When reading the pre-processed SGS XF file, a check is done on the final SGS elevations, if these are consistent then the XF file is used.

13.6.3 Optimising Multi-GPU Performance (HPC Only)

If a model is simulated across multiple GPU devices, one of the devices (usually the one with the most wet cells) will be controlling the speed of the simulation and the other devices will be underutilised. By default, TUFLOW HPC divides a model equally over multiple GPU devices. However, for real-world models, it is usual for the GPUs to have an inequitable amount of workload due to the number of active cells and number of wet cells, and this can change throughout the simulation as the model wets and dries.

From the TUFLOW 2020-01 release it is possible to distribute the workload unequally to the GPU devices. During a simulation the workload efficiency of each GPU is output to the console and to the .tlf file with a suggested distribution provided at the end of the simulation. A number of iterations may be required to fully optimise the distribution.

For example, a model simulated across four GPU devices reported at the end of the simulation in the .tlf file:

Relative device loads: 60.3% 100.0% 83.7% 53.2%
HPC Suggested workload balance HPC Device Split == 1.23, 0.74, 0.89, 1.40.

The command HPC Device Split == 1.23, 0.74, 0.89, 1.40 was added to the .tcf file for the next simulation producing the improved device workload efficiencies below and a 20% faster run time.
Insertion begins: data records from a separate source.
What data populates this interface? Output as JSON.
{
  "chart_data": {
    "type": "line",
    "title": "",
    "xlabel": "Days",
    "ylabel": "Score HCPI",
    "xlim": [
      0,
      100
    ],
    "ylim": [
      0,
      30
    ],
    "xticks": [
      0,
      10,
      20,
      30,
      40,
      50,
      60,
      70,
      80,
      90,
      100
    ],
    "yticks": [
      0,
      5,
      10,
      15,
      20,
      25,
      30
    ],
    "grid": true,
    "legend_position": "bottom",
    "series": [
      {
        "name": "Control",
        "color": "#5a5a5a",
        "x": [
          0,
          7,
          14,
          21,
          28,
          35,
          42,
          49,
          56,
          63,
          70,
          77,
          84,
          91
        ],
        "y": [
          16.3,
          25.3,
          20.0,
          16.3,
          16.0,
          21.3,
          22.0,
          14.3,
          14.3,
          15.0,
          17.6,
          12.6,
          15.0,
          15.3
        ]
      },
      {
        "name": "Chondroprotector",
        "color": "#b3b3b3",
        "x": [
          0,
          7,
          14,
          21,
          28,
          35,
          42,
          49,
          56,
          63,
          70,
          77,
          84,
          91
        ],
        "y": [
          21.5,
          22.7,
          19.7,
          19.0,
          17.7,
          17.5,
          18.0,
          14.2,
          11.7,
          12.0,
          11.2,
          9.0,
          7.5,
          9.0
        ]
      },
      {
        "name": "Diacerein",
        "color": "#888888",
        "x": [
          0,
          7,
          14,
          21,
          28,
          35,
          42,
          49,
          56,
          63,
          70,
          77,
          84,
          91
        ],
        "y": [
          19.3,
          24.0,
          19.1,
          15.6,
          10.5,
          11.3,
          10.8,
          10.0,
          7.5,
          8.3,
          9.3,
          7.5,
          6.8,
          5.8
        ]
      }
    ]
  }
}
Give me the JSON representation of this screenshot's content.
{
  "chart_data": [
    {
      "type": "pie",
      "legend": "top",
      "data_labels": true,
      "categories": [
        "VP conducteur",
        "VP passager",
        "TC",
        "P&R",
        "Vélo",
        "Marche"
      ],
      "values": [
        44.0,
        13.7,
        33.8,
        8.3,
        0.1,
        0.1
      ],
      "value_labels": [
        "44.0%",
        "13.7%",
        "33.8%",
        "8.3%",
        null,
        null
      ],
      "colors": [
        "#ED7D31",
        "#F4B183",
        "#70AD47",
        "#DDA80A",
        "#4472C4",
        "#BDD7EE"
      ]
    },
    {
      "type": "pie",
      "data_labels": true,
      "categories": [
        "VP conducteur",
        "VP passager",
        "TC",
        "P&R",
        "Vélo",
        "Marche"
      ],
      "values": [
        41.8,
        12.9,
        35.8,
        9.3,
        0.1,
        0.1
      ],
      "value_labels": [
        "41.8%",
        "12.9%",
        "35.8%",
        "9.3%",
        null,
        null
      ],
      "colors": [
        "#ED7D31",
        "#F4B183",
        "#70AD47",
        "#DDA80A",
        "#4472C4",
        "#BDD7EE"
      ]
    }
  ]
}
Relative device loads: 100.0% 96.1% 96.8% 94.6%

Note: The benefit depends on the model, but if you have a significant variation in workload efficiencies between GPU devices this feature should provide a noticeable decrease in run times.

13.6.4 Auto Terminate (Simulation End) Options

TUFLOW Classic and HPC include an Auto-Terminate feature for stopping simulations after the flood peak has been experienced within the simulation. This can help project efficiencies by avoiding unnecessary model simulation time once the peak flood extent has been achieved.
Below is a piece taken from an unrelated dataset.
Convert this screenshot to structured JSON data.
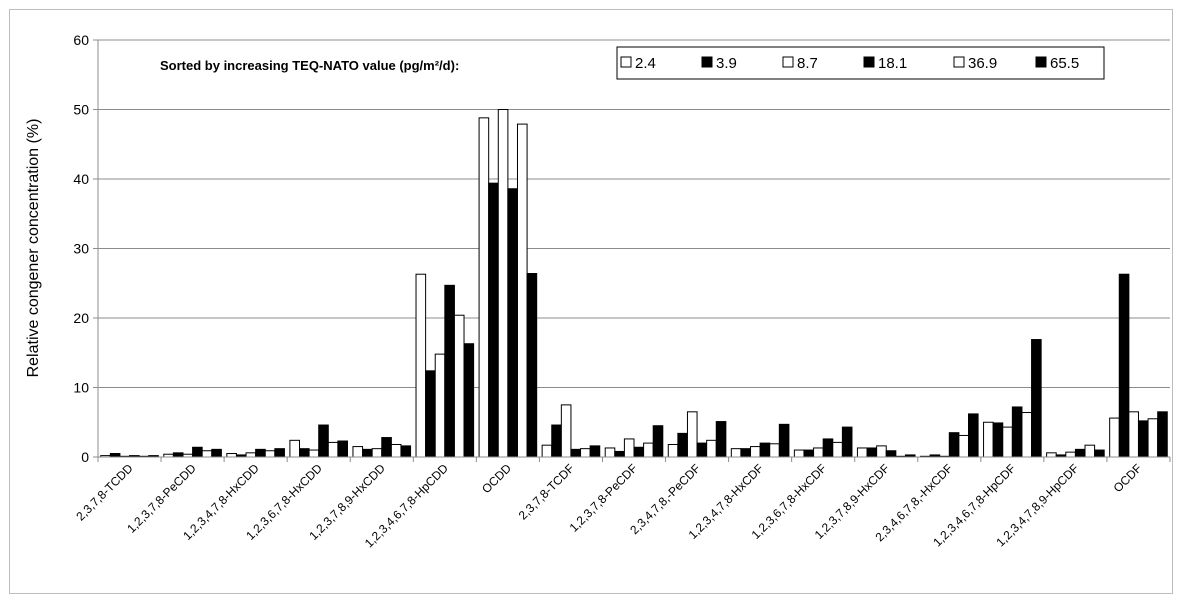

The 2D cells that are monitored to trigger the auto-termination are controlled by specifying a value of 0 (exclude) or 1 (include) using the .tcf commands: Set Auto Terminate and Read GIS Auto Terminate (see Table 13.4).

For example, in the below, all cells are first set to be excluded for monitoring followed by the reading of a GIS layer to set cells individually.

Set Auto Terminate == 0
Read GIS Auto Terminate == ..\model\gis\2d_at_001_R.shp

Table 13.4: **2D Auto Terminate (2d_at) Attribute Descriptions**
No	Default GIS Attribute Name	Description	Type
1	AT	A value of 0 (exclude) or 1 (include) to be assigned to cells falling on or within the object.	Integer

At each Map Output Interval the monitored cells are compared against two criteria:

The percentage of the wet cells that have become wet since the last map output interval.
The velocity-depth product at the current timestep compared to the tracked maximum.

For the percentage of cells that have become wet since the last interval, the maximum allowable value is controlled with the .tcf command:

Auto Terminate Wet Cell Tolerance</> == <maximum_allowable_%_of_newly_wet_cells>

If set to 0, then if any monitored cells have become wet since the last map output the simulation continues. If set to a value of 5, then up to 5% of monitored cells can become wet since the last map output while still triggering an auto-termination of the simulation.

For the velocity-depth tolerance, at each output interval the velocity-depth product is compared to the tracked maximum value. If the current dV product is within the specified tolerance Auto Terminate dV Value Tolerance the simulation is not terminated.

The total number of cells that are allowable within the specified range is controlled with Auto Terminate dV Cell Tolerance. If set to a value of 1, then up to 1% of monitored cells can be within the tolerance value without triggering an auto-termination of the simulation. The larger the Auto Terminate dV Value Tolerance the further the dV product needs to have dropped from the peak value.

The time that the auto-terminate feature commences can be controlled using the .tcf command Auto Terminate Start Time otherwise the Start Time is used.

Note, this option is only assessed at every Map Output Interval.